À quelques jours d'une campagne électorale qui s'annonce difficile, les députés libéraux ont été incapables de trancher une question délicate. Après des échanges émotifs, ils n'ont pas décidé si l'ex-ministre Pierre Paradis pourrait terminer sa carrière avec l'étiquette «libérale».

La question a surgi comme une surprise pour les députés réunis samedi en marge du congrès annuel des jeunes du PLQ, à Montréal. Philippe Couillard a fait valoir qu'il avait eu des demandes du député de Brome-Missisquoi qui souhaitait terminer sa carrière comme libéral - une reconnaissance officielle devrait être transmise à l'Assemblée nationale. Il est convenu qu'il ne sera pas de nouveau candidat, mais il tarde à l'annoncer - il devait le faire début juillet.

Cette reconnaissance dans ses notes biographiques aurait constitué un peu de baume sur la blessure de Pierre Paradis, mis au ban de son parti après une carrière de 37 ans comme député.

Selon les sources de La Presse, d'entrée de jeu, Philippe Couillard a paru favorable à cette idée. Mais, manifestement, il avait sous-estimé la réaction de son caucus.

Après une heure d'échanges stériles, il n'y a pas eu de décision, il s'est contenté de dire qu'«on s'en reparlera[it]» et les élus ont pu se rendre à l'activité de l'aile jeunesse.

Accusation d'inconduite sexuelle



Car sitôt l'idée lancée par M. Couillard, le débat s'est enflammé. Le ministre Pierre Moreau, surtout, a tout fait pour convaincre ses collègues qu'il s'agissait d'une décision bien risquée à la veille d'une campagne électorale. Surtout, un tel geste, inattendu, risquait d'être fort mal interprété par les électrices - les femmes sont généralement plus favorables aux libéraux qu'aux caquistes ou aux péquistes.

Le ministre de l'Énergie a été particulièrement virulent sur les conséquences d'une réhabilitation de l'ex-ministre Paradis, expulsé du caucus à la suite d'une plainte à la police de son ancienne chef de cabinet. Valérie Roy l'avait accusé d'inconduite sexuelle, mais le Directeur des poursuites criminelles et pénales n'avait déposé aucune poursuite contre l'ex-ministre de l'Agriculture.

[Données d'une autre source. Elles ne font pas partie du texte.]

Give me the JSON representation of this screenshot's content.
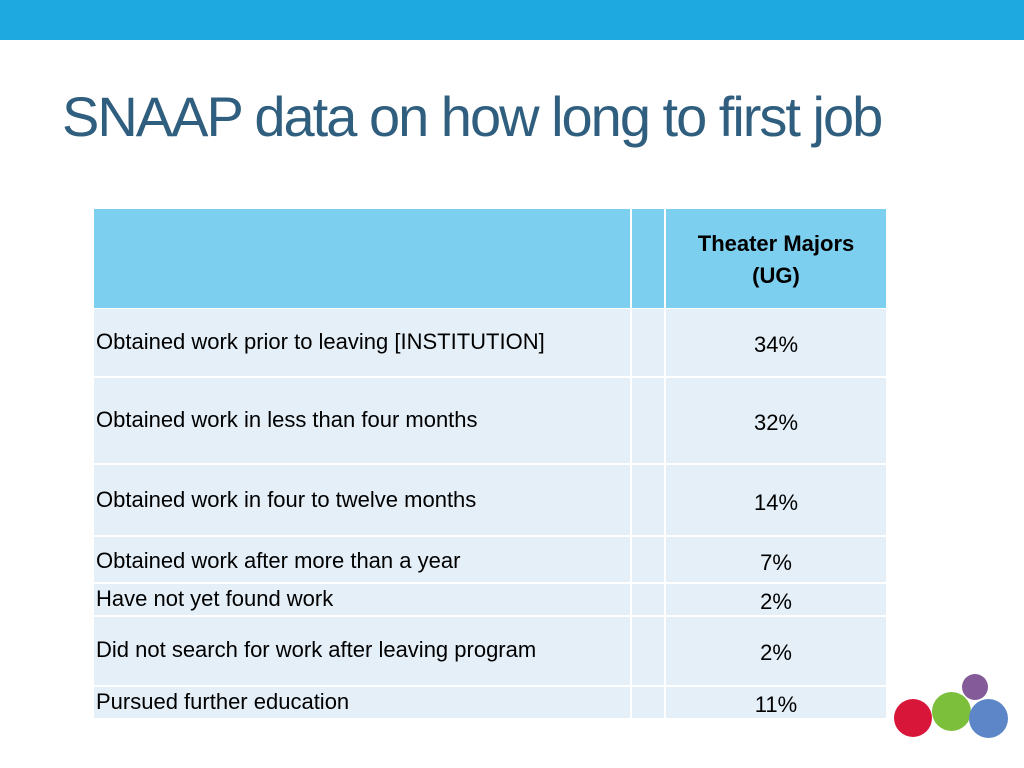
{
  "slide": {
    "title": "SNAAP data on how long to first job"
  },
  "table": {
    "column_header": "Theater Majors (UG)",
    "rows": [
      {
        "label": "Obtained work prior to leaving [INSTITUTION]",
        "value": "34%"
      },
      {
        "label": "Obtained work in less than four months",
        "value": "32%"
      },
      {
        "label": "Obtained work in four to twelve months",
        "value": "14%"
      },
      {
        "label": "Obtained work after more than a year",
        "value": "7%"
      },
      {
        "label": "Have not yet found work",
        "value": "2%"
      },
      {
        "label": "Did not search for work after leaving program",
        "value": "2%"
      },
      {
        "label": "Pursued further education",
        "value": "11%"
      }
    ]
  },
  "colors": {
    "top_bar": "#1fa9e1",
    "title_text": "#2f5e7e",
    "header_fill": "#7ccfef",
    "row_fill": "#e4eff8",
    "logo_purple": "#855a99",
    "logo_red": "#d8163a",
    "logo_green": "#7cbf3a",
    "logo_blue": "#5d86c8"
  }
}
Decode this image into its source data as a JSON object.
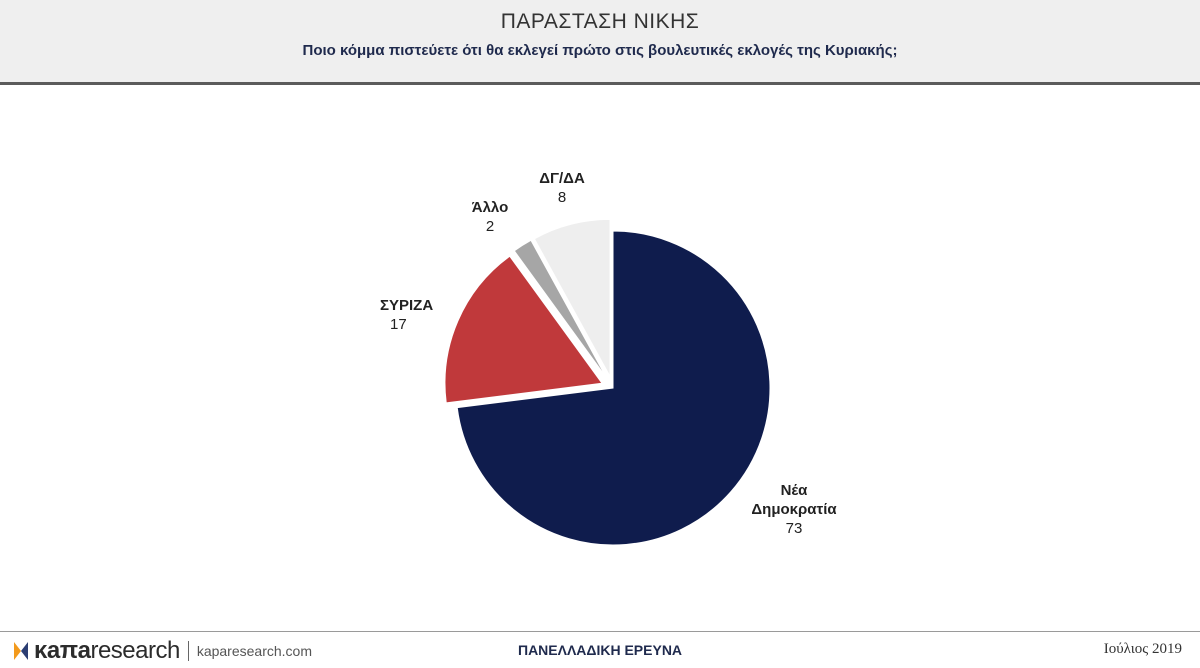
{
  "header": {
    "title": "ΠΑΡΑΣΤΑΣΗ ΝΙΚΗΣ",
    "subtitle": "Ποιο κόμμα πιστεύετε ότι θα εκλεγεί πρώτο στις βουλευτικές εκλογές της Κυριακής;"
  },
  "chart_data": {
    "type": "pie",
    "title": "",
    "slices": [
      {
        "label_lines": [
          "Νέα",
          "Δημοκρατία"
        ],
        "value": 73,
        "color": "#0f1c4d"
      },
      {
        "label_lines": [
          "ΣΥΡΙΖΑ"
        ],
        "value": 17,
        "color": "#c0393b"
      },
      {
        "label_lines": [
          "Άλλο"
        ],
        "value": 2,
        "color": "#a6a6a6"
      },
      {
        "label_lines": [
          "ΔΓ/ΔΑ"
        ],
        "value": 8,
        "color": "#eeeeee"
      }
    ],
    "exploded": [
      "ΣΥΡΙΖΑ",
      "Άλλο",
      "ΔΓ/ΔΑ"
    ]
  },
  "footer": {
    "logo_part1": "κaπa",
    "logo_part2": "research",
    "url": "kaparesearch.com",
    "center": "ΠΑΝΕΛΛΑΔΙΚΗ ΕΡΕΥΝΑ",
    "date": "Ιούλιος 2019"
  },
  "colors": {
    "logo_accent": "#f39a1c",
    "header_bg": "#efefef"
  }
}
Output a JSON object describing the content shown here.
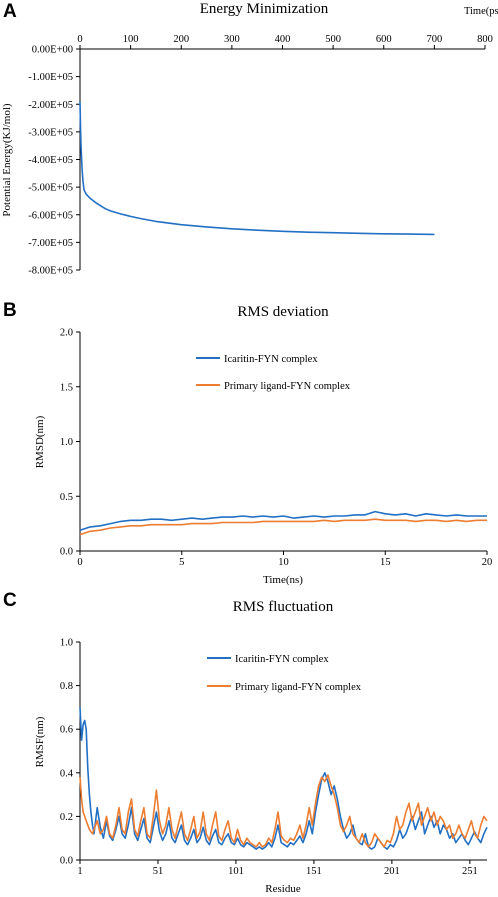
{
  "colors": {
    "blue": "#2270C4",
    "orange": "#ED7D31"
  },
  "chart_data": [
    {
      "panel": "A",
      "type": "line",
      "title": "Energy Minimization",
      "xlabel": "Time(ps)",
      "ylabel": "Potential Energy(KJ/mol)",
      "xlim": [
        0,
        800
      ],
      "ylim": [
        -800000,
        0
      ],
      "x_axis_position": "top",
      "x_ticks": [
        "0",
        "100",
        "200",
        "300",
        "400",
        "500",
        "600",
        "700",
        "800"
      ],
      "y_ticks": [
        "0.00E+00",
        "-1.00E+05",
        "-2.00E+05",
        "-3.00E+05",
        "-4.00E+05",
        "-5.00E+05",
        "-6.00E+05",
        "-7.00E+05",
        "-8.00E+05"
      ],
      "series": [
        {
          "color": "#2270C4",
          "x": [
            0,
            1,
            2,
            4,
            6,
            8,
            12,
            16,
            20,
            30,
            40,
            50,
            60,
            80,
            100,
            120,
            150,
            200,
            250,
            300,
            350,
            400,
            450,
            500,
            550,
            600,
            650,
            700
          ],
          "y": [
            -190000,
            -280000,
            -350000,
            -430000,
            -480000,
            -510000,
            -525000,
            -533000,
            -540000,
            -555000,
            -567000,
            -578000,
            -586000,
            -597000,
            -606000,
            -614000,
            -624000,
            -636000,
            -644000,
            -651000,
            -656000,
            -660000,
            -663000,
            -665000,
            -667000,
            -669000,
            -670000,
            -671000
          ]
        }
      ]
    },
    {
      "panel": "B",
      "type": "line",
      "title": "RMS deviation",
      "xlabel": "Time(ns)",
      "ylabel": "RMSD(nm)",
      "xlim": [
        0,
        20
      ],
      "ylim": [
        0,
        2.0
      ],
      "x_ticks": [
        "0",
        "5",
        "10",
        "15",
        "20"
      ],
      "y_ticks": [
        "0.0",
        "0.5",
        "1.0",
        "1.5",
        "2.0"
      ],
      "legend_position": "top-center",
      "series": [
        {
          "name": "Icaritin-FYN complex",
          "color": "#2270C4",
          "x": [
            0,
            0.5,
            1,
            1.5,
            2,
            2.5,
            3,
            3.5,
            4,
            4.5,
            5,
            5.5,
            6,
            6.5,
            7,
            7.5,
            8,
            8.5,
            9,
            9.5,
            10,
            10.5,
            11,
            11.5,
            12,
            12.5,
            13,
            13.5,
            14,
            14.5,
            15,
            15.5,
            16,
            16.5,
            17,
            17.5,
            18,
            18.5,
            19,
            19.5,
            20
          ],
          "y": [
            0.19,
            0.22,
            0.23,
            0.25,
            0.27,
            0.28,
            0.28,
            0.29,
            0.29,
            0.28,
            0.29,
            0.3,
            0.29,
            0.3,
            0.31,
            0.31,
            0.32,
            0.31,
            0.32,
            0.31,
            0.32,
            0.3,
            0.31,
            0.32,
            0.31,
            0.32,
            0.32,
            0.33,
            0.33,
            0.36,
            0.34,
            0.33,
            0.34,
            0.32,
            0.34,
            0.33,
            0.32,
            0.33,
            0.32,
            0.32,
            0.32
          ]
        },
        {
          "name": "Primary ligand-FYN complex",
          "color": "#ED7D31",
          "x": [
            0,
            0.5,
            1,
            1.5,
            2,
            2.5,
            3,
            3.5,
            4,
            4.5,
            5,
            5.5,
            6,
            6.5,
            7,
            7.5,
            8,
            8.5,
            9,
            9.5,
            10,
            10.5,
            11,
            11.5,
            12,
            12.5,
            13,
            13.5,
            14,
            14.5,
            15,
            15.5,
            16,
            16.5,
            17,
            17.5,
            18,
            18.5,
            19,
            19.5,
            20
          ],
          "y": [
            0.15,
            0.18,
            0.19,
            0.21,
            0.22,
            0.23,
            0.23,
            0.24,
            0.24,
            0.24,
            0.24,
            0.25,
            0.25,
            0.25,
            0.26,
            0.26,
            0.26,
            0.26,
            0.27,
            0.27,
            0.27,
            0.27,
            0.27,
            0.27,
            0.28,
            0.27,
            0.28,
            0.28,
            0.28,
            0.29,
            0.28,
            0.28,
            0.28,
            0.27,
            0.28,
            0.28,
            0.27,
            0.28,
            0.27,
            0.28,
            0.28
          ]
        }
      ]
    },
    {
      "panel": "C",
      "type": "line",
      "title": "RMS fluctuation",
      "xlabel": "Residue",
      "ylabel": "RMSF(nm)",
      "xlim": [
        1,
        262
      ],
      "ylim": [
        0,
        1.0
      ],
      "x_ticks": [
        "1",
        "51",
        "101",
        "151",
        "201",
        "251"
      ],
      "x_tick_values": [
        1,
        51,
        101,
        151,
        201,
        251
      ],
      "y_ticks": [
        "0.0",
        "0.2",
        "0.4",
        "0.6",
        "0.8",
        "1.0"
      ],
      "legend_position": "top-center",
      "series": [
        {
          "name": "Icaritin-FYN complex",
          "color": "#2270C4",
          "x": [
            1,
            2,
            3,
            4,
            5,
            6,
            7,
            8,
            9,
            10,
            12,
            14,
            16,
            18,
            20,
            22,
            24,
            26,
            28,
            30,
            32,
            34,
            36,
            38,
            40,
            42,
            44,
            46,
            48,
            50,
            52,
            54,
            56,
            58,
            60,
            62,
            64,
            66,
            68,
            70,
            72,
            74,
            76,
            78,
            80,
            82,
            84,
            86,
            88,
            90,
            92,
            94,
            96,
            98,
            100,
            102,
            104,
            106,
            108,
            110,
            112,
            114,
            116,
            118,
            120,
            122,
            124,
            126,
            128,
            130,
            132,
            134,
            136,
            138,
            140,
            142,
            144,
            146,
            148,
            150,
            152,
            154,
            156,
            158,
            160,
            162,
            164,
            166,
            168,
            170,
            172,
            174,
            176,
            178,
            180,
            182,
            184,
            186,
            188,
            190,
            192,
            194,
            196,
            198,
            200,
            202,
            204,
            206,
            208,
            210,
            212,
            214,
            216,
            218,
            220,
            222,
            224,
            226,
            228,
            230,
            232,
            234,
            236,
            238,
            240,
            242,
            244,
            246,
            248,
            250,
            252,
            254,
            256,
            258,
            260,
            262
          ],
          "y": [
            0.7,
            0.55,
            0.62,
            0.64,
            0.6,
            0.42,
            0.3,
            0.22,
            0.16,
            0.12,
            0.24,
            0.15,
            0.1,
            0.18,
            0.11,
            0.09,
            0.14,
            0.2,
            0.12,
            0.1,
            0.16,
            0.24,
            0.12,
            0.09,
            0.14,
            0.19,
            0.1,
            0.08,
            0.15,
            0.22,
            0.13,
            0.09,
            0.12,
            0.18,
            0.1,
            0.08,
            0.12,
            0.16,
            0.09,
            0.07,
            0.1,
            0.14,
            0.08,
            0.1,
            0.15,
            0.09,
            0.07,
            0.11,
            0.14,
            0.08,
            0.07,
            0.1,
            0.12,
            0.08,
            0.07,
            0.1,
            0.07,
            0.06,
            0.08,
            0.07,
            0.06,
            0.05,
            0.06,
            0.05,
            0.06,
            0.08,
            0.06,
            0.1,
            0.16,
            0.08,
            0.07,
            0.06,
            0.08,
            0.07,
            0.09,
            0.11,
            0.08,
            0.12,
            0.18,
            0.12,
            0.22,
            0.3,
            0.37,
            0.4,
            0.36,
            0.3,
            0.34,
            0.28,
            0.2,
            0.14,
            0.1,
            0.12,
            0.16,
            0.1,
            0.08,
            0.07,
            0.12,
            0.06,
            0.05,
            0.06,
            0.1,
            0.08,
            0.06,
            0.05,
            0.07,
            0.06,
            0.09,
            0.14,
            0.1,
            0.12,
            0.16,
            0.2,
            0.14,
            0.18,
            0.22,
            0.12,
            0.16,
            0.2,
            0.15,
            0.18,
            0.12,
            0.16,
            0.14,
            0.1,
            0.12,
            0.08,
            0.1,
            0.12,
            0.09,
            0.07,
            0.1,
            0.13,
            0.1,
            0.08,
            0.12,
            0.15
          ]
        },
        {
          "name": "Primary ligand-FYN complex",
          "color": "#ED7D31",
          "x": [
            1,
            2,
            3,
            4,
            5,
            6,
            7,
            8,
            9,
            10,
            12,
            14,
            16,
            18,
            20,
            22,
            24,
            26,
            28,
            30,
            32,
            34,
            36,
            38,
            40,
            42,
            44,
            46,
            48,
            50,
            52,
            54,
            56,
            58,
            60,
            62,
            64,
            66,
            68,
            70,
            72,
            74,
            76,
            78,
            80,
            82,
            84,
            86,
            88,
            90,
            92,
            94,
            96,
            98,
            100,
            102,
            104,
            106,
            108,
            110,
            112,
            114,
            116,
            118,
            120,
            122,
            124,
            126,
            128,
            130,
            132,
            134,
            136,
            138,
            140,
            142,
            144,
            146,
            148,
            150,
            152,
            154,
            156,
            158,
            160,
            162,
            164,
            166,
            168,
            170,
            172,
            174,
            176,
            178,
            180,
            182,
            184,
            186,
            188,
            190,
            192,
            194,
            196,
            198,
            200,
            202,
            204,
            206,
            208,
            210,
            212,
            214,
            216,
            218,
            220,
            222,
            224,
            226,
            228,
            230,
            232,
            234,
            236,
            238,
            240,
            242,
            244,
            246,
            248,
            250,
            252,
            254,
            256,
            258,
            260,
            262
          ],
          "y": [
            0.38,
            0.28,
            0.22,
            0.2,
            0.18,
            0.16,
            0.14,
            0.13,
            0.12,
            0.14,
            0.18,
            0.12,
            0.14,
            0.2,
            0.12,
            0.1,
            0.16,
            0.24,
            0.14,
            0.12,
            0.22,
            0.28,
            0.14,
            0.11,
            0.18,
            0.24,
            0.12,
            0.1,
            0.2,
            0.32,
            0.18,
            0.12,
            0.16,
            0.24,
            0.14,
            0.1,
            0.16,
            0.22,
            0.12,
            0.09,
            0.14,
            0.2,
            0.1,
            0.13,
            0.22,
            0.12,
            0.09,
            0.16,
            0.22,
            0.11,
            0.09,
            0.14,
            0.18,
            0.1,
            0.08,
            0.14,
            0.09,
            0.07,
            0.1,
            0.08,
            0.07,
            0.06,
            0.08,
            0.06,
            0.07,
            0.1,
            0.08,
            0.14,
            0.22,
            0.11,
            0.09,
            0.08,
            0.1,
            0.09,
            0.12,
            0.16,
            0.1,
            0.16,
            0.24,
            0.16,
            0.26,
            0.34,
            0.38,
            0.36,
            0.39,
            0.34,
            0.3,
            0.24,
            0.16,
            0.13,
            0.16,
            0.2,
            0.12,
            0.1,
            0.08,
            0.12,
            0.08,
            0.06,
            0.08,
            0.12,
            0.1,
            0.08,
            0.06,
            0.09,
            0.08,
            0.12,
            0.2,
            0.14,
            0.16,
            0.22,
            0.26,
            0.18,
            0.22,
            0.26,
            0.16,
            0.2,
            0.24,
            0.18,
            0.22,
            0.16,
            0.2,
            0.18,
            0.14,
            0.16,
            0.1,
            0.12,
            0.16,
            0.12,
            0.1,
            0.14,
            0.18,
            0.12,
            0.1,
            0.16,
            0.2,
            0.18
          ]
        }
      ]
    }
  ]
}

M. Paradis avait tout de même été expulsé du caucus libéral.

Depuis janvier 2017, M. Paradis, qui souffre d'une grave commotion cérébrale, n'est pas réapparu à l'Assemblée nationale.

Selon les informations colligées, les députés étaient carrément partagés sur l'opportunité d'obtempérer à cette demande. La ministre Hélène David a souligné qu'au-delà des individus, remettre cette question à l'ordre du jour risquait de soulever un débat inutile auprès de l'électorat féminin. D'autres ministres, dont Christine St-Pierre, toujours sensible à ces questions, étaient du même avis. Mais les opinions étaient partagées - rien à voir avec la réaction unanime, la répudiation spontanée des mêmes élus à l'endroit de Gerry Sklavounos, expulsé lui aussi du caucus libéral.

Dans des circonscriptions difficiles, les élus de la région de Québec étaient unanimement opposés à la réhabilitation du député. Les plus favorables étaient les élus de l'Estrie, la région de M. Paradis, indique-t-on.